Aquele instante se congelou, Lore e Snoke a se encararem, os olhos verdes azulados naqueles olhos desbotados e horripilantes. Após o segundo de surpresa, aquele ser a mirou, o olhar divertido e sarcástico, como se ela fosse uma criança a dar um tapa inofensivo em um adulto. Ela se surpreendeu com a reação dele e, arreganhando os dentes em um esgar, torceu o bastão, aprofundando-o no peito de Snoke, rasgando-lhe mais a carne.
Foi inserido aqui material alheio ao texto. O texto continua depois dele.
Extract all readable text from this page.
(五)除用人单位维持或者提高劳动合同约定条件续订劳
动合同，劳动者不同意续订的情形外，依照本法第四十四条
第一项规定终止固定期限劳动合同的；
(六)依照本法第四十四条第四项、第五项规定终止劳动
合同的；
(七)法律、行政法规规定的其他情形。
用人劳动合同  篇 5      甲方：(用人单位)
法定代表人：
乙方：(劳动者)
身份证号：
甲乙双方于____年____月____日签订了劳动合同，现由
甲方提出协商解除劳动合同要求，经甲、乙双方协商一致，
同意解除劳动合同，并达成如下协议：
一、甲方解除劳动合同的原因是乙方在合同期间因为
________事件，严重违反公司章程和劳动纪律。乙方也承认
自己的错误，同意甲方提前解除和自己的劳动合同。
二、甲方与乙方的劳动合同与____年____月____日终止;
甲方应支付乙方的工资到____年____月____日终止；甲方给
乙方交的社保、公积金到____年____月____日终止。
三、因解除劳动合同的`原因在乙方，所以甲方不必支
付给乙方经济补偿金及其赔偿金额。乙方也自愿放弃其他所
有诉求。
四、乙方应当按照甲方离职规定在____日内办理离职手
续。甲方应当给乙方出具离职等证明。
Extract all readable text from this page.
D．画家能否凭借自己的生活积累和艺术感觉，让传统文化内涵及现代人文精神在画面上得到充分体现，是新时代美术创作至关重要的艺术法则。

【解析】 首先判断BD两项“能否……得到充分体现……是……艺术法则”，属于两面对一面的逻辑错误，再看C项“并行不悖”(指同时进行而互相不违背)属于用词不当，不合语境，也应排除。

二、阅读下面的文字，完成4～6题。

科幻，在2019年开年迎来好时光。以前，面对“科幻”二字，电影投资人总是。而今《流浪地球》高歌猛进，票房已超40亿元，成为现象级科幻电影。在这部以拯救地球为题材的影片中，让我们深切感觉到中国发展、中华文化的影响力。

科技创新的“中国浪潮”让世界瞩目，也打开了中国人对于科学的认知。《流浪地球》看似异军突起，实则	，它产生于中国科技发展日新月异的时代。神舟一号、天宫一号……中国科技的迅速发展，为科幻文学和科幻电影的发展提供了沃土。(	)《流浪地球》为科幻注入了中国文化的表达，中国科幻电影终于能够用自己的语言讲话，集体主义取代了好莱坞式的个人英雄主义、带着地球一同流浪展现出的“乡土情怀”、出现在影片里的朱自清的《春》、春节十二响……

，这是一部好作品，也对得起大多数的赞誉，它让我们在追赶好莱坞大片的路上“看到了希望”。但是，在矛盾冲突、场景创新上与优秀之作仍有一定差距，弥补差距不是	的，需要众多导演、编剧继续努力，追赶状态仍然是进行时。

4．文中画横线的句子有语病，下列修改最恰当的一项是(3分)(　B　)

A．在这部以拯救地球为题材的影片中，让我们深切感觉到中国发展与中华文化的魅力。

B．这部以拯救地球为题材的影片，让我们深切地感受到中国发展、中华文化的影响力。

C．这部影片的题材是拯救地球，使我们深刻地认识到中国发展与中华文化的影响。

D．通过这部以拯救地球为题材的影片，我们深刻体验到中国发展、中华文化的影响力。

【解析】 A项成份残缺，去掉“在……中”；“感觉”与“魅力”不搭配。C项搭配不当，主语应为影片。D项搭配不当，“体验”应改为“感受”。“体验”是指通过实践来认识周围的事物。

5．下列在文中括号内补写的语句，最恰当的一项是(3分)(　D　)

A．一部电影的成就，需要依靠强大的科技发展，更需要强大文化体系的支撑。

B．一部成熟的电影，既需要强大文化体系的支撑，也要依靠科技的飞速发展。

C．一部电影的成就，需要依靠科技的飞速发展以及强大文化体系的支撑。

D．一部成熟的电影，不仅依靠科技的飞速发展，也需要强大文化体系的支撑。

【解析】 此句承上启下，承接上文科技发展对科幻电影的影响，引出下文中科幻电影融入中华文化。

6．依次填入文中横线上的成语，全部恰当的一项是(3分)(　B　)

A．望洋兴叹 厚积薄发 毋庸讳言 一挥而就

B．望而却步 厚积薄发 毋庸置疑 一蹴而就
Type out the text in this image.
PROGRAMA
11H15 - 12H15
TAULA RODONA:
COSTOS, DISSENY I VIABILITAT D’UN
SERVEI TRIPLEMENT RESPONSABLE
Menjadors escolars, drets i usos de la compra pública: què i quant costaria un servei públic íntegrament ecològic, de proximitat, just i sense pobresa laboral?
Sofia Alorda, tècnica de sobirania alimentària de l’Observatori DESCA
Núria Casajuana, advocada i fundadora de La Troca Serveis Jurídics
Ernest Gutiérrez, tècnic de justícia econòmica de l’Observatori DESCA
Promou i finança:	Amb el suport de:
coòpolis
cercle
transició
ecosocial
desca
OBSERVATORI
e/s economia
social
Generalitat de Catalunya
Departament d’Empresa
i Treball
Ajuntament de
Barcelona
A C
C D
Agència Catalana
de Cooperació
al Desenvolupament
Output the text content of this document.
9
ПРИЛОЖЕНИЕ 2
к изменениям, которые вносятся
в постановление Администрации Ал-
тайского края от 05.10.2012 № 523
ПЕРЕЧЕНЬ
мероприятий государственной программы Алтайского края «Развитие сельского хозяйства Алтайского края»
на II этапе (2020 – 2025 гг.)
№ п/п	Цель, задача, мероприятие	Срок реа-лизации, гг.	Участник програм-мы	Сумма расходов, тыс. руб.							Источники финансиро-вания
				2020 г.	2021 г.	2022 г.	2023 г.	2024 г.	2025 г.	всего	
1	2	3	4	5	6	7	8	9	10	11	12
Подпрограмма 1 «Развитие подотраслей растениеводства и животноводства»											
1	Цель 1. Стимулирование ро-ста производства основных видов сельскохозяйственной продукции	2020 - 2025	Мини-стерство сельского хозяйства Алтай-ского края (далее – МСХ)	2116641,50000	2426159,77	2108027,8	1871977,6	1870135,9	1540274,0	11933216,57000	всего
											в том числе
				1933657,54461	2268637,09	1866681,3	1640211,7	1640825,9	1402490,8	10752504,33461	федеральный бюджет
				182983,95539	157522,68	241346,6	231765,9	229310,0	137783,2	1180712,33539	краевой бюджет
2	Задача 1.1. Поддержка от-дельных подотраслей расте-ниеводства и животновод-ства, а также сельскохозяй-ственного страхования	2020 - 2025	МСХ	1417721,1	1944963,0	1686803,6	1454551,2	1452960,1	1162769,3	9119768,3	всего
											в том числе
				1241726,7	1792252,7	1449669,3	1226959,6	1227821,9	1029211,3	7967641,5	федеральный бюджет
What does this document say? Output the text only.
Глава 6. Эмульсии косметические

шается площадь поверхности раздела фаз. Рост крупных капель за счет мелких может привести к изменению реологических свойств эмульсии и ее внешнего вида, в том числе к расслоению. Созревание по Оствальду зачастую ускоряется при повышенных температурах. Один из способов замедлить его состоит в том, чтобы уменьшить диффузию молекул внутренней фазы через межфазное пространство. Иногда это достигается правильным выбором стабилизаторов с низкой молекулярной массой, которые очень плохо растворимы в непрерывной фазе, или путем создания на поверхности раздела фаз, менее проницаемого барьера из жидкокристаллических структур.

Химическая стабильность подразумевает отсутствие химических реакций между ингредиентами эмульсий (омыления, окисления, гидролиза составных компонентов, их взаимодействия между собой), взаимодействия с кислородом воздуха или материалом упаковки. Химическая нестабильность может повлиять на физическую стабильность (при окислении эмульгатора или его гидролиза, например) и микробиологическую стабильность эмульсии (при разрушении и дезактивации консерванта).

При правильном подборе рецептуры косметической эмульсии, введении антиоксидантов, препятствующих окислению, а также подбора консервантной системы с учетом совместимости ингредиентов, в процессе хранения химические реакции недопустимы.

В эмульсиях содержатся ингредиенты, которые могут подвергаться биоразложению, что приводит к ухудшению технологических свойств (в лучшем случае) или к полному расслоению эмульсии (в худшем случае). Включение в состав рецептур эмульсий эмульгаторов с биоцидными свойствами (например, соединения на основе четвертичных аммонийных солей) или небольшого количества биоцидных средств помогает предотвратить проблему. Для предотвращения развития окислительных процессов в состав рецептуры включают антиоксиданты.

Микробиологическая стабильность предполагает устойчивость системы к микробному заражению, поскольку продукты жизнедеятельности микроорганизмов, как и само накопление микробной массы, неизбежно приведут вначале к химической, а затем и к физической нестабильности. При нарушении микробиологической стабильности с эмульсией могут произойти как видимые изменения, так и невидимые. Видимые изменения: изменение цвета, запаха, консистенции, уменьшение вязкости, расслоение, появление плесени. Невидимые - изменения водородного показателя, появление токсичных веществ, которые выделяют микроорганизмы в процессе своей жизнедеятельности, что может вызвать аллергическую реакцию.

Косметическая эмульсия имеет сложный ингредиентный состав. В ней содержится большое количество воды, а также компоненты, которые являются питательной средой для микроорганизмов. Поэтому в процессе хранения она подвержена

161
Lore teve um momento de satisfação, a ter prazer em matar aquele ser desprezível que assediava Ben, que implicara vidas sem fim em um banho de sangue e em confrontos sem sentido. Ela não escondia o regozijo de si, a emoção tingida sombriamente. Não possuía toda a luz de Luke, o seu objetivo totalmente cintilante, sua honra e compaixão. A moça, após o evento na colina há meses atrás, conhecia-se muito bem. O mal que lhe fora imposto e os sentimentos a ele entrelaçados desintegraram-se. No entanto, ela reconhecia em si ainda a raiva, mas agora controlada e acoplada a determinadas situações e dosagens; a injustiça e indignação eram seus motores e a moça não rejeitava a agressividade que poderia dar-lhes voz e ação. Aceitava alguma escuridão dentro de si, lidando com os opostos de maneira natural, uma sombra a tonalizá-la sem obscurecê-la em seu discernimento. Por isso, acreditava poder compreender Ben em seu dilema frente ao manequísmo de seu mestre.

Um instante de reflexão, enquanto sentia o bastão perfurar mais Snoke, a antecipação da paz que derivaria daquela atitude, da eliminação daquele ser maléfico.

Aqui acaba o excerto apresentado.